- Occupation(s): Film director, producer, screenwriter

= Robert Mandell (film producer) =

American film producer

Robert Mandell is an American animated series and film writer, director and producer. Mandell headed New Frontier Productions/New Frontier Entertainment and Red Sky Entertainment. He is now the head of the company Voyager.
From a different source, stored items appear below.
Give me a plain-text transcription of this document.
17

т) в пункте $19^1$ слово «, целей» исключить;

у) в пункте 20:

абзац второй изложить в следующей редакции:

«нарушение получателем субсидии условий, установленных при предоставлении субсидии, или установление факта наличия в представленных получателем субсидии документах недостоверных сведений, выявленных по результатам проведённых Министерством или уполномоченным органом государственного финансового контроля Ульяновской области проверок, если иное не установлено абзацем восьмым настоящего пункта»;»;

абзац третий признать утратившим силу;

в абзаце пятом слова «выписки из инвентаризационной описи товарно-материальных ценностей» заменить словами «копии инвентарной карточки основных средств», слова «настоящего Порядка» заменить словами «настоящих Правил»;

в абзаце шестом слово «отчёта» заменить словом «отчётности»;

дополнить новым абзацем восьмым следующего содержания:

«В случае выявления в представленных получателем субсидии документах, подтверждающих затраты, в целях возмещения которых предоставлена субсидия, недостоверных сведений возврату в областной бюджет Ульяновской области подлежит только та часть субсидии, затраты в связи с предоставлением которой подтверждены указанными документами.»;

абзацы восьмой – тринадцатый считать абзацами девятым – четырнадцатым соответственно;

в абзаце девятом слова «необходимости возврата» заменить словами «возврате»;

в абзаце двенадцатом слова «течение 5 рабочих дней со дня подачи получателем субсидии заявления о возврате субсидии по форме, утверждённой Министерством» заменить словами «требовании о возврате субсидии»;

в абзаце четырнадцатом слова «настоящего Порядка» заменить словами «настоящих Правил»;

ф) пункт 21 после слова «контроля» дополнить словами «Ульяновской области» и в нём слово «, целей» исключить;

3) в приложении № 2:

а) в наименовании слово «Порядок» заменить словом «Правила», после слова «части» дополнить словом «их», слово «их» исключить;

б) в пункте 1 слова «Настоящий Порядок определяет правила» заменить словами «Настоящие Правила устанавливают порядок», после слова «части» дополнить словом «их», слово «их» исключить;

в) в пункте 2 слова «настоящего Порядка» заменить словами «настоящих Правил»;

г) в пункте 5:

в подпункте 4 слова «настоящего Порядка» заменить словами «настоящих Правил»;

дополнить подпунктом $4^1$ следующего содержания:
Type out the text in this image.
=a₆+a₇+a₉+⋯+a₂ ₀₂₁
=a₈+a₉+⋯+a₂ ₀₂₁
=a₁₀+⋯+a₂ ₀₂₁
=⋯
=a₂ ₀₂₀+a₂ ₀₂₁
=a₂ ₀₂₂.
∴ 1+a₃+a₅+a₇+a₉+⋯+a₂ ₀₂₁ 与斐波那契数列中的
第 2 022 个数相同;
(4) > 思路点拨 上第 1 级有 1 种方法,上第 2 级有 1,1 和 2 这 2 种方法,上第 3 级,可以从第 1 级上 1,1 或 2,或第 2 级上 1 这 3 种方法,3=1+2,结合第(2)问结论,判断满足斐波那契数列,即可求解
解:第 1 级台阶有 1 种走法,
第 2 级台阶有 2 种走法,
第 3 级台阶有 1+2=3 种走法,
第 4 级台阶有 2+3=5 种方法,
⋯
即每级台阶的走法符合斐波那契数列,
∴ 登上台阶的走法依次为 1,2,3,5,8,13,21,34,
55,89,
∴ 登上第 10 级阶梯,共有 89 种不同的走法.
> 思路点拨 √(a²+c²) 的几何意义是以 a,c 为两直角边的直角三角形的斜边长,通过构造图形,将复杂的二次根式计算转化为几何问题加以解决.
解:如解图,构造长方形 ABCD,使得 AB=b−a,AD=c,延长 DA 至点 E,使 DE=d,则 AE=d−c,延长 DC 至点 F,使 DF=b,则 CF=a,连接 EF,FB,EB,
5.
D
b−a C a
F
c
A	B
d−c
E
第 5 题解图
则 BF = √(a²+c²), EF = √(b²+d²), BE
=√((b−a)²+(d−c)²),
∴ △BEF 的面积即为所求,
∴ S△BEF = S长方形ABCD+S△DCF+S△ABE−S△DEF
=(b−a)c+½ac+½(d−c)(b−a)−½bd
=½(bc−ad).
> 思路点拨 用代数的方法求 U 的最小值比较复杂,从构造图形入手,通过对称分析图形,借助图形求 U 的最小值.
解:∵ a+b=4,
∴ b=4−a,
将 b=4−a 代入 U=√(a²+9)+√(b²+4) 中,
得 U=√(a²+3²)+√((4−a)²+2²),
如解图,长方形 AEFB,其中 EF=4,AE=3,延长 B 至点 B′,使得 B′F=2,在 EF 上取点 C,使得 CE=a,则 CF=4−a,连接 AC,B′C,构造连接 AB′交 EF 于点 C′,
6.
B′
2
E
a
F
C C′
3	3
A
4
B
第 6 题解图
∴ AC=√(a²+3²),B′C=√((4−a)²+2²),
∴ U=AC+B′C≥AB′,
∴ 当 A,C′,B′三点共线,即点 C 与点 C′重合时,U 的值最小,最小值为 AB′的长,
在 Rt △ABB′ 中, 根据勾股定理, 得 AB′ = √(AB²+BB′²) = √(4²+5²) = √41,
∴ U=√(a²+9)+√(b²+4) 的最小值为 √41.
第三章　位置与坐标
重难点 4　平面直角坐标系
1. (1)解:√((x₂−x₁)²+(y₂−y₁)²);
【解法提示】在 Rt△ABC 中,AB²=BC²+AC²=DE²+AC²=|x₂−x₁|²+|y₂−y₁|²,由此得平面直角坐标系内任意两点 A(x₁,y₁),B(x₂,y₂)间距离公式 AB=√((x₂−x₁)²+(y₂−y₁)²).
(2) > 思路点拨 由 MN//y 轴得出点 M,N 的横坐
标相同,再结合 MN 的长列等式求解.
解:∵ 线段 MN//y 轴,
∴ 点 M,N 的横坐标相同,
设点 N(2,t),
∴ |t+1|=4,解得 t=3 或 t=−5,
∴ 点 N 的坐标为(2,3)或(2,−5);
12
Robert Mandell is best known as the creator, producer and co-writer of the 1986–1987 animated series The Adventures of the Galaxy Rangers (the "Collection1" edition of Galaxy Rangers features a 14-minute video interview with Mandell about his career as well as an audio commentary track). Later he created the 1995–1996 animated series Princess Gwenevere and the Jewel Riders and wrote or co-wrote and directed its episodes. He was also a writer and executive producer for the American version of Thunderbirds 2086 (in association with Barry Gray) and an executive producer for The King and I and the Ace Ventura, Pet Detective animated TV series, among other credits.

As of 2011, Mandell has been the Chief Creative Officer and CEO of the company Red Sky Entertainment (a subsidiary of Blue Wave Entertainment), whose properties include Galaxy Rangers, Heavy Metal Pulp (a series of illustrated novels published by Tor in cooperation with Heavy Metal magazine) and the Avalon: Web of Magic novel series. Projects included producing a TV series based on Larry Niven's novel Ringworld, as well as a two-volume manga adaptation based on Ringworld, a film adaptation of the Avalon book series, and a re-imagined live action TV series based on the Galaxy Rangers.